Quelle mise en œuvre de la réforme de la formation professionnelle continue dans les entreprises ?

Publié le 19/11/2007 (mis à jour le 06/12/2012)
Etude réalisée par CIRCE Consultants pour la CFDT avec le financement de l'Agence d'objectifs de l'IRES. Présentation, synthèse et intégralité de l'étude.
Objet de l’étude
La CFDT, signataire de l’ANI du 5 décembre 2003, a souhaité disposer d’une analyse qualitative des processus de négociation suscités par la réforme de la formation et connaître le niveau d’appropriation par ses équipes. L’étude décrit les pratiques de négociation sur la formation professionnelle, les thèmes sensibles, les éléments de satisfaction et d’insatisfaction selon les acteurs. Elle met en évidence les moyens d’accompagnement ou procédures mis en place au niveau des branches pour encourager une large diffusion des nouveaux dispositifs dans les entreprises. Elle rend compte de l’intégration des nouveaux dispositifs négociés dans la politique revendicative des équipes CFDT.
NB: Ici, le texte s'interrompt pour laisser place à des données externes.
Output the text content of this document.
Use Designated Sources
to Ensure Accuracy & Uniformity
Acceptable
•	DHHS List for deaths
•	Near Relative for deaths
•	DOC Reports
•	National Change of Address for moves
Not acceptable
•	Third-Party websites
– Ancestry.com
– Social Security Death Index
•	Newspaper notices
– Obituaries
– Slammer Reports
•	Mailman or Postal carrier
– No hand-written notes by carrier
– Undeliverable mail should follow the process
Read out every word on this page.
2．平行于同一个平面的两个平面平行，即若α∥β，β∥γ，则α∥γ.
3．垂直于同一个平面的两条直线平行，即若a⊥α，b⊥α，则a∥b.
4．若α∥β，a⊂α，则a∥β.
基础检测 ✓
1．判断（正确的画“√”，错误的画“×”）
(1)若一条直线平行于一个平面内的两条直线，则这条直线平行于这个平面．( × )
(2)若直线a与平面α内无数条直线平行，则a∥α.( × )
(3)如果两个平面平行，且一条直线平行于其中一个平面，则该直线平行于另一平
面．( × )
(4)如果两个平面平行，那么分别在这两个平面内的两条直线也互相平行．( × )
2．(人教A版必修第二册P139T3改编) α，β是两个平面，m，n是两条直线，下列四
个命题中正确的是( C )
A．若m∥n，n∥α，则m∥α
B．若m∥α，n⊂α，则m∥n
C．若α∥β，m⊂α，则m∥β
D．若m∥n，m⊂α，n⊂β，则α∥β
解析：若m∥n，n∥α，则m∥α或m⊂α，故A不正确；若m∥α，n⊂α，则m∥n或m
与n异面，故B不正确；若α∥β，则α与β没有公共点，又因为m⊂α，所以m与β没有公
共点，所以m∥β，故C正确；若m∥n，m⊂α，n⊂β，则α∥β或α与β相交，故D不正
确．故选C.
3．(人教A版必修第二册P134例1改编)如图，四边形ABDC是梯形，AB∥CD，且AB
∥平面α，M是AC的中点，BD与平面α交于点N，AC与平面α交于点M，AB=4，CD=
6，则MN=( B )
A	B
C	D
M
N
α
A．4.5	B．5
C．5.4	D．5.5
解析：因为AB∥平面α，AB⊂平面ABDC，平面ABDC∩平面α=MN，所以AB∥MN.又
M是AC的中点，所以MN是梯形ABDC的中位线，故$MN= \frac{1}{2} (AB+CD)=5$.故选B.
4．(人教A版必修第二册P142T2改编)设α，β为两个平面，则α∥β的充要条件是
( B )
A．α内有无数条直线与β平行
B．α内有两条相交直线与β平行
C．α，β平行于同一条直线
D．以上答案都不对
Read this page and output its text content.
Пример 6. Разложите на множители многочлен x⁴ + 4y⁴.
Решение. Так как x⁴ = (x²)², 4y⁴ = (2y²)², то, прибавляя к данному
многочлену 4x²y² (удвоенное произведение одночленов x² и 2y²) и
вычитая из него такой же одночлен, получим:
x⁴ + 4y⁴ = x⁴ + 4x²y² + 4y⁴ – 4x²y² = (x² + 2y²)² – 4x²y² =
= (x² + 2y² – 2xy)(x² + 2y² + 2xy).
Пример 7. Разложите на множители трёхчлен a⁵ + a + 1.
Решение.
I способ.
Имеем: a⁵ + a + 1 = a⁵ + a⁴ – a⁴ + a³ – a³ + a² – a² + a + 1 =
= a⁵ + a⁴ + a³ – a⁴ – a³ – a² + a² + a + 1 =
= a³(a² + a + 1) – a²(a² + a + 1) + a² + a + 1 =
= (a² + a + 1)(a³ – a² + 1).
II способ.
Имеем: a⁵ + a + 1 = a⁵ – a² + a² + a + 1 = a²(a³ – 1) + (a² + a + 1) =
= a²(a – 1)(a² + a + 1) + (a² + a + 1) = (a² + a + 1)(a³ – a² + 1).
L’un des enjeux cardinaux de la réforme était de rendre opérationnelle la philosophie énoncée par l’ANI (et reprise par la loi) de sortir de l’alternative entre initiative individuelle et initiative de l’employeur en matière de formation, pour promouvoir l’initiative conjointe, de caractère plus contractuel, à travers le Droit individuel à la formation et le nouveau Plan de formation.
Les négociations ont permis de remettre en perspective les outils existants dans l’entreprise, de repenser leur finalité et de les articuler. Les entretiens professionnels et les catalogues de formation (re)font une apparition dans le cycle de négociation d’entreprise.La définition de parcours de professionnalisation reste toutefois l’apanage de quelques grands groupes. L’individualisation plus marquée du droit de la formation, ne fait pas disparaître la nécessité ressentie d’un cadrage collectif de ses usages. Mais, les acteurs articulent peu la négociation aux ressources externes, notamment celles des OPCA. L’étude invite ainsi à une redéfinition de la vocation des structures paritaires dans le champ emploi-formation pour accompagner les PME dans une gestion intégrée et anticipée des compétences.
 
Choix de la méthode
L’étude qualitative s’appuie sur des monographies réalisées à partir de la conduite d’entretiens auprès des négociateurs patronaux et des négociateurs CFDT et sur l’analyse des textes négociés, dans le cadre d’un échantillon de 4 branches et 11 entreprises. Les monographies devaient mettre en évidence :
 - les caractéristiques générales de la branche ou de l’entreprise (contexte général et principales caractéristiques socio-démographiques),
 - les objectifs assignés à la politique de formation,
 - le système de relations professionnelles
 - et le contenu de la négociation sur la formation (cadre et objectif de la négociation sur la formation, principales dispositions de l’accord, points sensibles de la négociation et principales innovations selon les acteurs).
L’objet de l’évaluation a influencé le choix de l’échantillon :
1. Seules les entreprises ayant conclu un accord ont été analysées à l’occasion de cette étude.
2. Les entreprises étudiées disposent toutes d’une forte tradition syndicale.